I have no words. Sadness, grief, and despair cannot come close to the hole that is left in my heart. I'd had Ringo since he was 8 weeks old, watched him grow, eat my things, develop a personality and love me and my family so unconditionally. He was by far an incredible pet.  My best friend, running buddy, constant companion and taste tester. 

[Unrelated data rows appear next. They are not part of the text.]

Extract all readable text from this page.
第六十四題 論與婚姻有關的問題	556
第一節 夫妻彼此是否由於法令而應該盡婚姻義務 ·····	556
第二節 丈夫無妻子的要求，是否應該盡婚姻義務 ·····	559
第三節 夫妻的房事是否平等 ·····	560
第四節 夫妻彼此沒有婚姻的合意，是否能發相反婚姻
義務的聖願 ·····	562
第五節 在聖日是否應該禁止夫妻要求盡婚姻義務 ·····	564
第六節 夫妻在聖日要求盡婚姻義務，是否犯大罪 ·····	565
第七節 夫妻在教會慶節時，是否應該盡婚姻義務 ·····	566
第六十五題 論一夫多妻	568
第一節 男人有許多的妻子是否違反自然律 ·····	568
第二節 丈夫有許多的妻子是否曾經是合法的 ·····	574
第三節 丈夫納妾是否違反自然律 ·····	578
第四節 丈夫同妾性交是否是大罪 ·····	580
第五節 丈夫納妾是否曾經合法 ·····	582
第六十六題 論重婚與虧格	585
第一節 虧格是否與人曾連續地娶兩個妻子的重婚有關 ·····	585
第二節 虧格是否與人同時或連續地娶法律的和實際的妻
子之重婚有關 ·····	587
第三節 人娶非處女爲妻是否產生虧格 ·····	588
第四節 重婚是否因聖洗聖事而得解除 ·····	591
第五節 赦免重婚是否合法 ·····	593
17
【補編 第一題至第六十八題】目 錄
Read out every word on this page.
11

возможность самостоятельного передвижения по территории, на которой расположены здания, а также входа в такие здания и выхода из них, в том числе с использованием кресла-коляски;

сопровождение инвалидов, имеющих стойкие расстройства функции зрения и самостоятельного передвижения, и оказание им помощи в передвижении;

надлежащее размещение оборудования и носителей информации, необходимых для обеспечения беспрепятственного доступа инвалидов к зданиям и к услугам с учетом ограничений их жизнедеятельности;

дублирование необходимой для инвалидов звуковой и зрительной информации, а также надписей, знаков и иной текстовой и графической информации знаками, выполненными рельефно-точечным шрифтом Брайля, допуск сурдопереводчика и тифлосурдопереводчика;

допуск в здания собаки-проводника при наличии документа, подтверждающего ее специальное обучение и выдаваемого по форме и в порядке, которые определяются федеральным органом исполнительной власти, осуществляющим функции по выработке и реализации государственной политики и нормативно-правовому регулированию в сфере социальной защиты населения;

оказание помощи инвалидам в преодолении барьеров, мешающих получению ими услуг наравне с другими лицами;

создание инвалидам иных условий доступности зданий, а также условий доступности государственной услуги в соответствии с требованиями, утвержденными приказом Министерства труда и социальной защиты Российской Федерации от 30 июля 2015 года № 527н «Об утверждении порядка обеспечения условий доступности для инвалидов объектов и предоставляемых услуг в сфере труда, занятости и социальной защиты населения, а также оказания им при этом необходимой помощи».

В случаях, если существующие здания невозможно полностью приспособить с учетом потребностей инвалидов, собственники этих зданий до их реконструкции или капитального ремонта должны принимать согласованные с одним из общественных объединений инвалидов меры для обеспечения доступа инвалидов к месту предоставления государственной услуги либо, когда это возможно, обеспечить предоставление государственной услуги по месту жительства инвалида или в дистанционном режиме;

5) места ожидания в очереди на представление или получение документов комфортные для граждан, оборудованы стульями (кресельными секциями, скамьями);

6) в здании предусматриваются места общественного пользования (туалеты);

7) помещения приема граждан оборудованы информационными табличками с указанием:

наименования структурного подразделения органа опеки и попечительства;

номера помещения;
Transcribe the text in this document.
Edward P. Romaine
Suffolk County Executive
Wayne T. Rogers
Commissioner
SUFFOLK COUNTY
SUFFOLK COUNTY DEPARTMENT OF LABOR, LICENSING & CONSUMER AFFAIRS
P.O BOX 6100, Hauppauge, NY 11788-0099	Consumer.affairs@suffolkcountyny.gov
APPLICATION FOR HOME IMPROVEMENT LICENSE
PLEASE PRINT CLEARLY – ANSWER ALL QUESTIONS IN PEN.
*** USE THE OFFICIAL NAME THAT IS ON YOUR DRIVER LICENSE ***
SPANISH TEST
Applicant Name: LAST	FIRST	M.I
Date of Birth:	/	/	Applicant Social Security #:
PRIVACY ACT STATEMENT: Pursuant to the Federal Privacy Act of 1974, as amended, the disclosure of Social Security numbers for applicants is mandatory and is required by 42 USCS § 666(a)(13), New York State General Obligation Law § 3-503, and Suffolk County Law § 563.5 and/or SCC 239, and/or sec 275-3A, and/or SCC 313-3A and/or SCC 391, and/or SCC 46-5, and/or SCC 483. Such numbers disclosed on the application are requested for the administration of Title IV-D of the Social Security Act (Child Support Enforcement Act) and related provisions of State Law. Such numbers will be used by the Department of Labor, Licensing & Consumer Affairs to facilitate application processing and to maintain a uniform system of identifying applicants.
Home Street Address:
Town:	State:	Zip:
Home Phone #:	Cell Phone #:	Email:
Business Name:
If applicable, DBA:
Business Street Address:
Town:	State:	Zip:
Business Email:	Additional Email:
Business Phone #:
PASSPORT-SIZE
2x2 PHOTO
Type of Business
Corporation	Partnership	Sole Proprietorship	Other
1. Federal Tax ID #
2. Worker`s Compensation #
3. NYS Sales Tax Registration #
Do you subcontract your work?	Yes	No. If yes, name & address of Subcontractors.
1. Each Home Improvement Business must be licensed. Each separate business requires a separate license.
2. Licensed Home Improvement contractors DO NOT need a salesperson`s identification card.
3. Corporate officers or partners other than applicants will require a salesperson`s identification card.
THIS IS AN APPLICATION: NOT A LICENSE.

My middle sister Jennifer sent my family the eulogy below. It's a gorgeous remembrance of a family member who touched our hearts deeper and more profoundly than ever imagined. I miss him with each passing moment, and will be forever grateful I had to opportunity to be his owner, share countless memories, and say goodbye. 
Yesterday evening, Ringo Ginger of Bel-Nor and University City, MO, was laid to rest. Just like his owner, he preferred not to share his age. Ringo enjoyed human companionship, long walks, peanut butter, licking toes and sleeping with one eye open. Serious and quirky, Ringo slyly defied conventions and commands. He is survived by his owner, Marcia Ginger, and a host of caretakers. He will surely be missed.


  1. there are no words to fully express the profound sorrow over the loss of a beloved family pet. I've gone through this Marcia, I feel your pain and I am so very sorry. my deepest sympathy.

    1. Shan, I truly appreciate your kind words, and grateful for our TAM-inspired friendship. Hope all is well with you.